Но все же это было так реалистично и действительно, что даже несколько дней спустя я и подумать боялся об доме двенадцать. Прочие же чувства также не оставляли сомнений, особливо зрение и слух, которые на все протяжение сна являлись даже как бы преувеличенными, и способствовали моему всеобщему восприятию. Весь сон был ясен как день, все запомнилось даже и сейчас в самой мелкой подробности, абсолютно досконально и точно.
Итак, я сидел дома и даже не появлялся в доме своей любовницы и на работе. Не ходил я также и в гости к своим друзьям, хотя один раз за мной даже посылали нарочного. Ничего не хотелось мне, и я, думая об той ночи, все никак не мог прийти к выводу: что же это все таки было?
Мне стало тоскливо, и я начал соблазнять себя возможностью объяснения с Тенетниковым, просто мне очень хотелось поговорить с ним, услышать его ласковую речь и увещевания, что все это вздор и на самом деле блаженный сон. Что я смогу наконец разобраться в испытанных мною чувствах и найти ответы на все вопросы. То есть мне просто хотелось еще раз достоверно узнать от него всю пользу и выгоду, и затем уже подумать, стоит ли еще пробовать этот опий?

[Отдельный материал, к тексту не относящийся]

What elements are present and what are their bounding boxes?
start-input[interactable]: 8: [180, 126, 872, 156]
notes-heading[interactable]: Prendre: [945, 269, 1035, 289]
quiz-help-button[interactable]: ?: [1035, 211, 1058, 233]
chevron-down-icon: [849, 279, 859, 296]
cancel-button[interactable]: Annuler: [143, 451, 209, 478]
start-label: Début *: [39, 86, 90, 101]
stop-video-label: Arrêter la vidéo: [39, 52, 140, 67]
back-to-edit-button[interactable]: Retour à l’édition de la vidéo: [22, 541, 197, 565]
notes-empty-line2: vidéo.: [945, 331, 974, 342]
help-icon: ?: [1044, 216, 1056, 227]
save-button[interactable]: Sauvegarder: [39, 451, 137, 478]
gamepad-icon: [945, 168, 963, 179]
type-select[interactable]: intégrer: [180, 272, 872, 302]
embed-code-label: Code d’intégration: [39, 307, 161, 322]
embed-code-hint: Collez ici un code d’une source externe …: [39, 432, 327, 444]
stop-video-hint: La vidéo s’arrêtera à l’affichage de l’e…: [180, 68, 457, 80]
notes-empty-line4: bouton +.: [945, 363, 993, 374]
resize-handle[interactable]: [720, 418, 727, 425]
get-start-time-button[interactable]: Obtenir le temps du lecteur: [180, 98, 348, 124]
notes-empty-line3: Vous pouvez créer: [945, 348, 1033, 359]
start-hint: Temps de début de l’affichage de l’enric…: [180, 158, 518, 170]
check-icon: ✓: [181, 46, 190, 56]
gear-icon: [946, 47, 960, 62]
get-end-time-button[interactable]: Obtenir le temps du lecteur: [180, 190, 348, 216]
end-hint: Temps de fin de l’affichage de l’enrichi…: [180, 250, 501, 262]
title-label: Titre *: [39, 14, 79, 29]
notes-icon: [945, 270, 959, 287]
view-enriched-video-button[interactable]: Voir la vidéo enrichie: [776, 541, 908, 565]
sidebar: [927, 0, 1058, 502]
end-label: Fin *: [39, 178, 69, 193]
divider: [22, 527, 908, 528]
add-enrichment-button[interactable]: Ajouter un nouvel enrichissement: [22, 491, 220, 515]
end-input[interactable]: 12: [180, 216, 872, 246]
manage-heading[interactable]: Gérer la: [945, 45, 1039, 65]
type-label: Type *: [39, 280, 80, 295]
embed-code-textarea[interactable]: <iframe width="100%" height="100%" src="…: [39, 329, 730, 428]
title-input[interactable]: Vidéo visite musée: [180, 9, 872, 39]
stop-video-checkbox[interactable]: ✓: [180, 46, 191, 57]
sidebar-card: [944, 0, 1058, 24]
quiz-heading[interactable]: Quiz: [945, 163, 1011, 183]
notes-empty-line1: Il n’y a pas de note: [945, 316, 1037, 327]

Мне очень хотелось бы изменить тот ход событий, где во сне я вел себя как маленький ребенок, и, коли это уже был сон, то хотелось бы также и проявить себя как подобает настоящему мужчине. Мне хотелось же теперь быть не трусом, а героем и рыцарем. Я сожалел что не кинулся на Антония и не ответил ему силой на сказанные моей женщине оскорбления, и теперь, сидя дома и зная, что это сон, и что там-то я могу быть хотя бы даже принцем, я верно решил явиться вновь в ту же самую курильню.